Leder Properties, a luxury home builder based in Brevard for more than 40 years, bought the former Glen Cannon property in May 2014 after an auction. The country club's owner said Glen Cannon needed $1 million to sustain its operations. After rescue attempts failed, the golf course and club closed in December.
Glen Cannon's new owner, Josh Leder, also bought the Brevard Lumber Yard and converted into the new Brevard Haen Gallery, featuring 20,000 square feet of sculpture and fine art and an indoor/outdoor event space that has been used for local charity fundraisers.
"We had a meeting on Thursday night with the homeowners," Leder, who lives in Pisgah Forest, said in an interview. "We had a great meeting. Over 200 people showed up."
He has a full-time worker to mow the grass and maintain the property, which is no longer used for golf.
Leder renamed the property Le Parc, which is French for "the park" and a nod to the French Broad River that runs directly in front of it. First opened as a private club and 18-hole course in the 1965, the property includes five tennis courts and a 6,000-square-foot swimming pool.
Leder has been in discussions with Brevard Academy about the possibility of moving onto the property. The charter school currently operates out of the Brevard Music Center.
"They made a pub statement in the Transylvania Times just recently," he said. "The board is going to do its due diligence to see what's required to transform it into a school. They have been looking for a school for about 2½ years."
With a pool, tennis courts, commercial kitchen and outdoor park setting, the property could make a good home for the charter school, he added.

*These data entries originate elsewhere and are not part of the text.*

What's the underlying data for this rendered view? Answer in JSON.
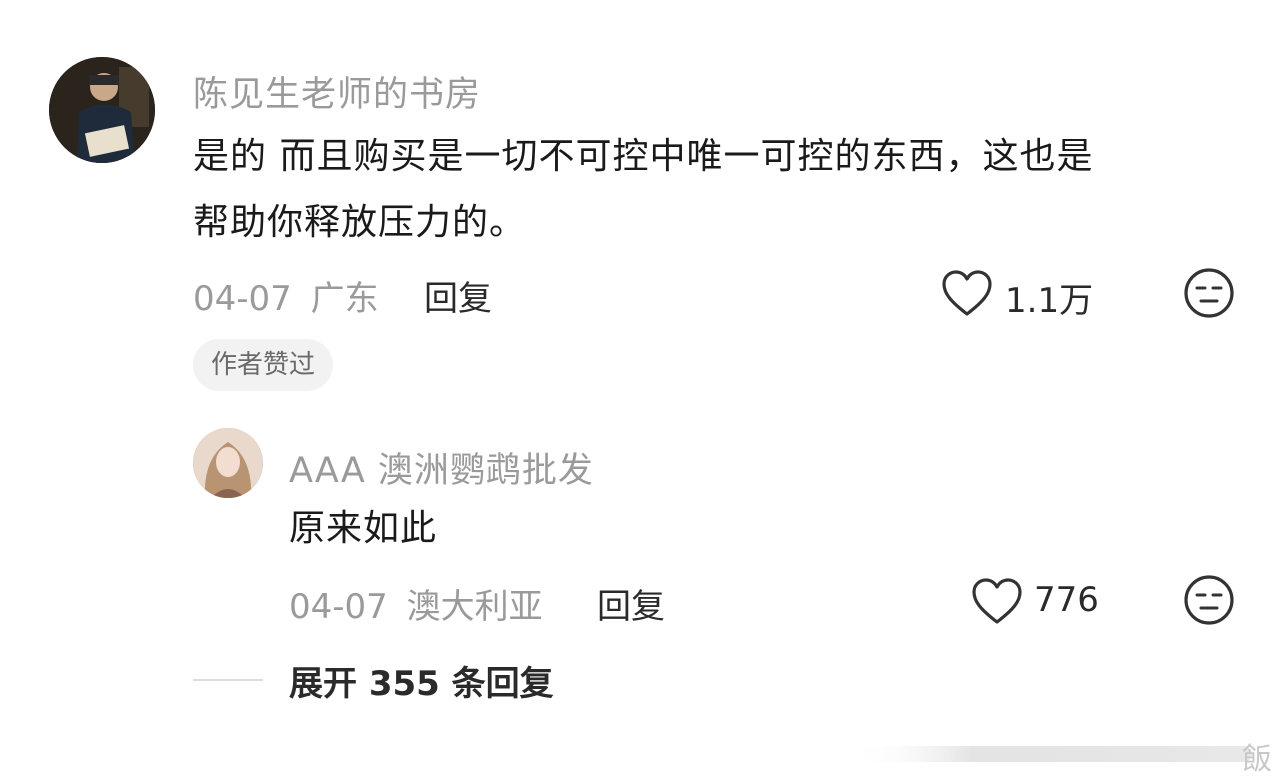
{
  "comment": {
    "username": "陈见生老师的书房",
    "content_line1": "是的 而且购买是一切不可控中唯一可控的东西，这也是",
    "content_line2": "帮助你释放压力的。",
    "date": "04-07",
    "location": "广东",
    "reply_label": "回复",
    "like_count": "1.1万",
    "badge": "作者赞过"
  },
  "reply": {
    "username": "AAA 澳洲鹦鹉批发",
    "content": "原来如此",
    "date": "04-07",
    "location": "澳大利亚",
    "reply_label": "回复",
    "like_count": "776"
  },
  "expand_label": "展开 355 条回复",
  "watermark_text": "飯",
  "icons": {
    "like": "heart-outline-icon",
    "dislike": "meh-face-icon"
  },
  "colors": {
    "text_primary": "#1a1a1a",
    "text_secondary": "#9a9a9a",
    "badge_bg": "#f2f2f2"
  }
}
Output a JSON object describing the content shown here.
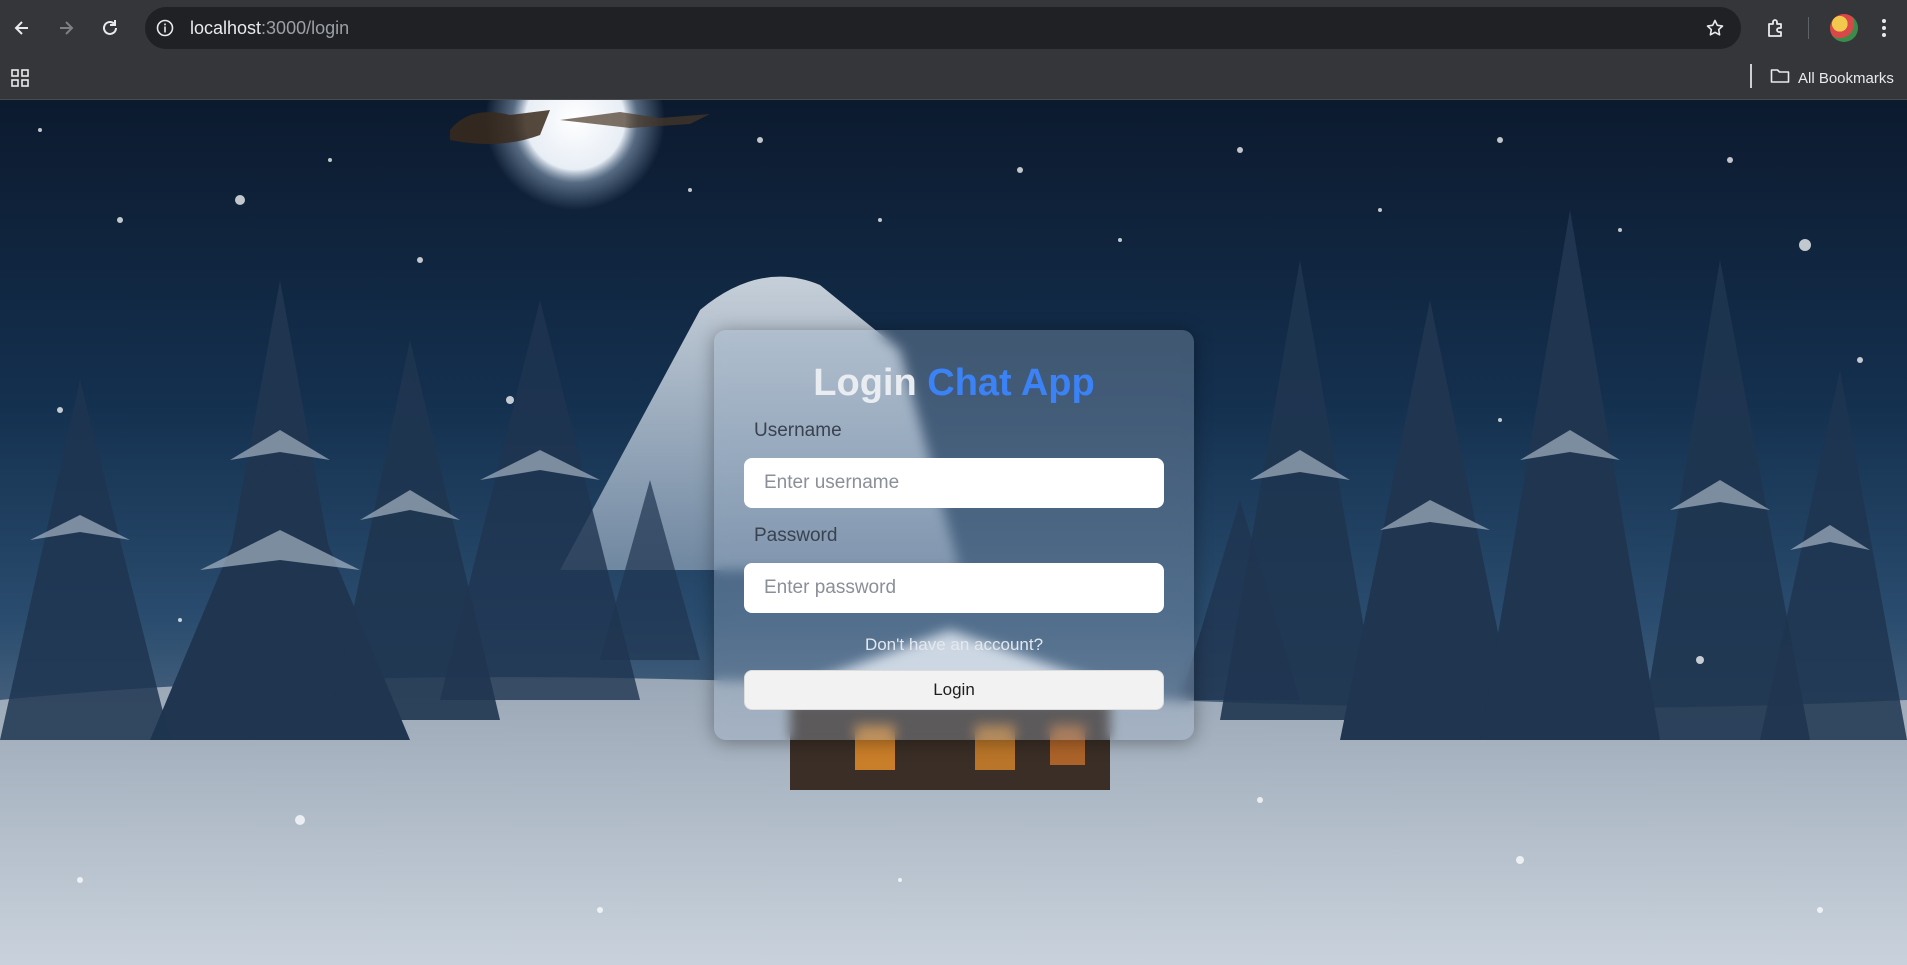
{
  "browser": {
    "url_host": "localhost",
    "url_path": ":3000/login",
    "bookmarks_label": "All Bookmarks"
  },
  "icons": {
    "back": "arrow-left-icon",
    "forward": "arrow-right-icon",
    "reload": "reload-icon",
    "site_info": "info-icon",
    "bookmark_star": "star-icon",
    "extensions": "puzzle-icon",
    "menu": "kebab-menu-icon",
    "apps": "apps-grid-icon",
    "folder": "folder-icon"
  },
  "login": {
    "title_main": "Login",
    "title_accent": "Chat App",
    "username_label": "Username",
    "username_placeholder": "Enter username",
    "password_label": "Password",
    "password_placeholder": "Enter password",
    "signup_link": "Don't have an account?",
    "login_button": "Login"
  },
  "colors": {
    "accent": "#3b82f6",
    "chrome_bg": "#35363a",
    "omnibox_bg": "#202124"
  }
}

In a news release, he said resurrecting the golf course is a possibility, although not a certainty.
"Golf is really going through some difficult times around the country and the leaders of this industry are struggling to connect with the younger generations," he said. "My hope is we can get golf back up and running, but we might need to make room for others to enjoy a wider range of outdoor activities."
The property could offer a wide range of recreational uses and host special events, Leder said.
"The economy is changing, and there's once again momentum in Transylvania County," he said in the news release. "It's important to create opportunities for new jobs and attract young, professional families. I believe a school in such a 'WOW' setting, connected to a recreational facility, could play into that attraction. I wish I went to a school like that."